The objective will be defined as the Mean Squared Error and the score as ${R}^{2}$.


* <font color='red'>(**?**)</font> Will the best model loss wise will be the model with the best score?  
  Explain specifically and generally (For other loss and scores).

## Train the Model

In [None]:
# Check GPU Availability

runDevice   = torch.device('cuda:0' if torch.cuda.is_available() else 'cpu') #<! The 1st CUDA device
oModel      = oModel.to(runDevice) #<! Transfer model to device

In [None]:
# Set the Loss & Score

hL = nn.MSELoss()
hS = R2Score(multioutput = 'uniform_average')
hS = hS.to(runDevice)

In [None]:
# Define Optimizer

oOpt = torch.optim.AdamW(oModel.parameters(), lr = 1e-4, betas = (0.9, 0.99), weight_decay = 1e-5) #<! Define optimizer

In [None]:
# Train the Model

oRunModel, lTrainLoss, lTrainScore, lValLoss, lValScore, _ = TrainModel(oModel, dlTrain, dlTest, oOpt, nEpochs, hL, hS)

In [None]:
# Plot Results
hF, vHa = plt.subplots(nrows = 1, ncols = 2, figsize = (12, 6))
vHa = vHa.flat

hA = vHa[0]
hA.plot(lTrainLoss, lw = 2, label = 'Train Loss')
hA.plot(lValLoss, lw = 2, label = 'Validation Loss')
hA.grid()
hA.set_title('Cross Entropy Loss')
hA.set_xlabel('Epoch Index')
hA.set_ylabel('Loss')
hA.legend();


hA = vHa[1]
hA.plot(lTrainScore, lw = 2, label = 'Train Score')
hA.plot(lValScore, lw = 2, label = 'Validation Score')
hA.grid()
hA.set_title('Accuracy Score')
hA.set_xlabel('Epoch Index')
hA.set_ylabel('Score')
hA.legend();

## Test Data Analysis 

This section runs the model on the test data and analyze results.

### Test Data Results

In [None]:
# Run on Test Data
lYY     = []
lYYHat  = []
with torch.inference_mode():
    for tXX, vYY in dlTest:
        tXX = tXX.to(runDevice)
        lYY.append(vYY)
        lYYHat.append(oModel(tXX))

vYY    = torch.cat(lYY, dim = 0).cpu().numpy()
vYYHat = torch.cat(lYYHat, dim = 0).cpu().numpy()

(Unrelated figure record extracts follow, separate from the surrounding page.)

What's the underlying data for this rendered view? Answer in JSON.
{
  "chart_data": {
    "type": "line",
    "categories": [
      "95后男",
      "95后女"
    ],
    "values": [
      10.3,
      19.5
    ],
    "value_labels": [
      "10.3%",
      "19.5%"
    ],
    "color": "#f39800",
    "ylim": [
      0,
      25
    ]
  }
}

* <font color='brown'>(**#**)</font> One could run the above using `mXTest`.  
  The motivation is to show the general way which can handle large data set.

In [None]:
# Plot Regression Result

# Plot the Data

scoreR2 = hS(torch.tensor(vYY), torch.tensor(vYYHat))

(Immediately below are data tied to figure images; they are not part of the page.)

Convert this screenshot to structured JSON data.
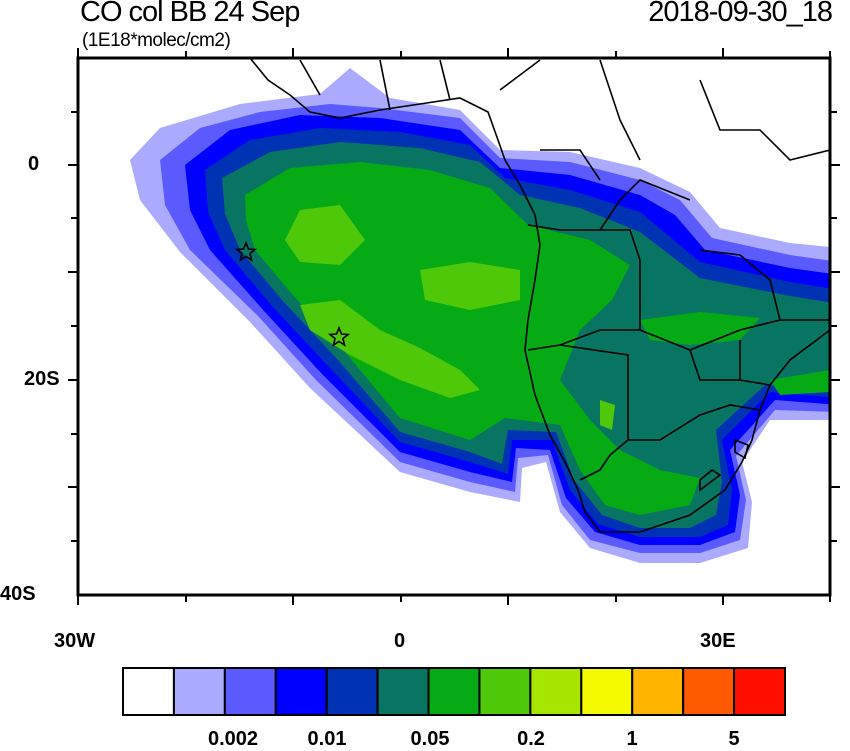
{
  "title": "CO col BB 24 Sep",
  "units": "(1E18*molec/cm2)",
  "timestamp": "2018-09-30_18",
  "axes": {
    "lat_labels": [
      "0",
      "20S",
      "40S"
    ],
    "lon_labels": [
      "30W",
      "0",
      "30E"
    ],
    "lon_range": [
      -30,
      40
    ],
    "lat_range": [
      -40,
      10
    ]
  },
  "colorbar": {
    "colors": [
      "#ffffff",
      "#aaaaff",
      "#5a5aff",
      "#0000ff",
      "#0033b3",
      "#077562",
      "#05aa14",
      "#50c80a",
      "#a6e600",
      "#f5fa00",
      "#ffb400",
      "#ff5a00",
      "#ff0f00"
    ],
    "labels": [
      "0.002",
      "0.01",
      "0.05",
      "0.2",
      "1",
      "5"
    ]
  },
  "markers": [
    {
      "name": "star",
      "lon": -14.3,
      "lat": -7.9
    },
    {
      "name": "star",
      "lon": -5.7,
      "lat": -15.9
    }
  ]
}
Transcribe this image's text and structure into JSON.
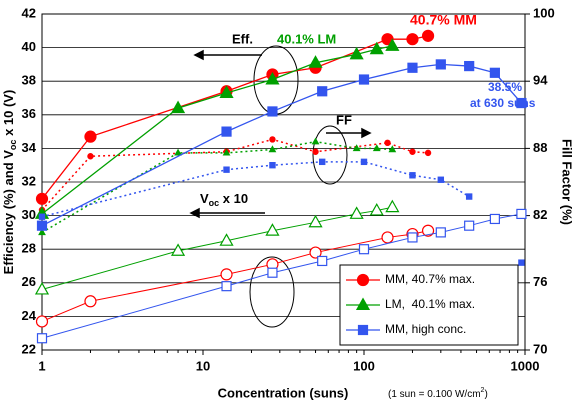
{
  "chart_data": {
    "type": "line",
    "x_label": "Concentration (suns)",
    "x_note": [
      "(1 sun = 0.100 W/cm",
      "2",
      ")"
    ],
    "y_label": [
      "Efficiency (%) and V",
      "oc",
      " x 10 (V)"
    ],
    "y2_label": "Fill Factor (%)",
    "annotations": {
      "mm_max": "40.7% MM",
      "lm_max": "40.1% LM",
      "hc_max": "38.5%",
      "hc_suns": "at 630 suns",
      "eff": "Eff.",
      "ff": "FF",
      "voc": [
        "V",
        "oc",
        " x 10"
      ]
    },
    "xlim": [
      1,
      1000
    ],
    "xticks": [
      1,
      10,
      100,
      1000
    ],
    "xscale": "log",
    "ylim": [
      22,
      42
    ],
    "yticks": [
      22,
      24,
      26,
      28,
      30,
      32,
      34,
      36,
      38,
      40,
      42
    ],
    "y2lim": [
      70,
      100
    ],
    "y2ticks": [
      70,
      76,
      82,
      88,
      94,
      100
    ],
    "grid": true,
    "legend": "lower right",
    "series": [
      {
        "name": "MM, 40.7% max.",
        "color": "#ff0000",
        "marker": "circle",
        "x": [
          1,
          2,
          14,
          27,
          50,
          140,
          200,
          250
        ],
        "efficiency": [
          31.0,
          34.7,
          37.4,
          38.4,
          38.8,
          40.5,
          40.5,
          40.7
        ],
        "fill_factor": [
          82.5,
          87.3,
          87.7,
          88.8,
          87.7,
          88.5,
          87.7,
          87.6
        ],
        "voc_x10": [
          23.7,
          24.9,
          26.5,
          27.1,
          27.8,
          28.7,
          28.9,
          29.1
        ]
      },
      {
        "name": "LM,  40.1% max.",
        "color": "#00a000",
        "marker": "triangle",
        "x": [
          1,
          7,
          14,
          27,
          50,
          90,
          120,
          150
        ],
        "efficiency": [
          30.1,
          36.4,
          37.3,
          38.1,
          39.1,
          39.6,
          39.9,
          40.1
        ],
        "fill_factor": [
          80.5,
          87.6,
          87.6,
          87.9,
          88.6,
          88.0,
          88.0,
          87.9
        ],
        "voc_x10": [
          25.6,
          27.9,
          28.5,
          29.1,
          29.6,
          30.1,
          30.3,
          30.5
        ]
      },
      {
        "name": "MM, high conc.",
        "color": "#3355ee",
        "marker": "square",
        "x": [
          1,
          14,
          27,
          55,
          100,
          200,
          300,
          450,
          650,
          950
        ],
        "efficiency": [
          29.4,
          35.0,
          36.2,
          37.4,
          38.1,
          38.8,
          39.0,
          38.9,
          38.5,
          36.7
        ],
        "fill_factor": [
          81.9,
          86.1,
          86.5,
          86.8,
          86.8,
          85.6,
          85.2,
          83.7,
          null,
          77.8
        ],
        "voc_x10": [
          22.7,
          25.8,
          26.6,
          27.3,
          28.0,
          28.7,
          29.0,
          29.4,
          29.8,
          30.1
        ]
      }
    ]
  }
}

hF, hA = plt.subplots(figsize = (14, 5))
hA = PlotRegressionResults(vYY, vYYHat, hA = hA)
hA.set_title(f'Test Data Set, R2 = {scoreR2:0.2f}')
hA.grid()
hA.set_xlabel('Input Frequency')
hA.set_ylabel('Estimated Frequency');

* <font color='red'>(**?**)</font> Can you find where the model struggles?
* <font color='red'>(**?**)</font> Can it handle shorter signals? For examples 200 samples. How?
* <font color='red'>(**?**)</font> How will it generalize to cases with frequency above `maxFreq`?

### Extended Test Set

This section shows the performance of the model on data with frequencies spanned on the range `[0, 2 * maxFreq]`.

In [None]:
# Generate Data

mXTest, vYTest = GenHarmonicData(numSignalsTest, numSamples, samplingFreq, 2 * maxFreq, σ)  #<! Test Data

In [None]:
# Run on Test Data

with torch.inference_mode():
    vYTestHat = oModel(mXTest.view(numSignalsTest, 1, -1).to(runDevice))

vYTestHat = vYTestHat.cpu()

In [None]:
# Plot Regression Result

# Plot the Data

scoreR2 = hS(vYTest, vYTestHat)

hF, hA = plt.subplots(figsize = (14, 5))
hA = PlotRegressionResults(vYTest.cpu().numpy(), vYTestHat.cpu().numpy(), hA = hA)
hA.set_title(f'Test Data Set, R2 = {scoreR2:0.2f}')
hA.grid()
hA.set_xlabel('Input Frequency')
hA.set_ylabel('Estimated Frequency');

* <font color='red'>(**?**)</font> Why does the model perform poorly?
* <font color='brown'>(**#**)</font> DL models do extrapolate and able to generalize (Think model which plays Chess).  
  Yet in order to generalize, the model loss and architecture has to built accordingly.  
  For most common cases, one must validate the train set matches the production data.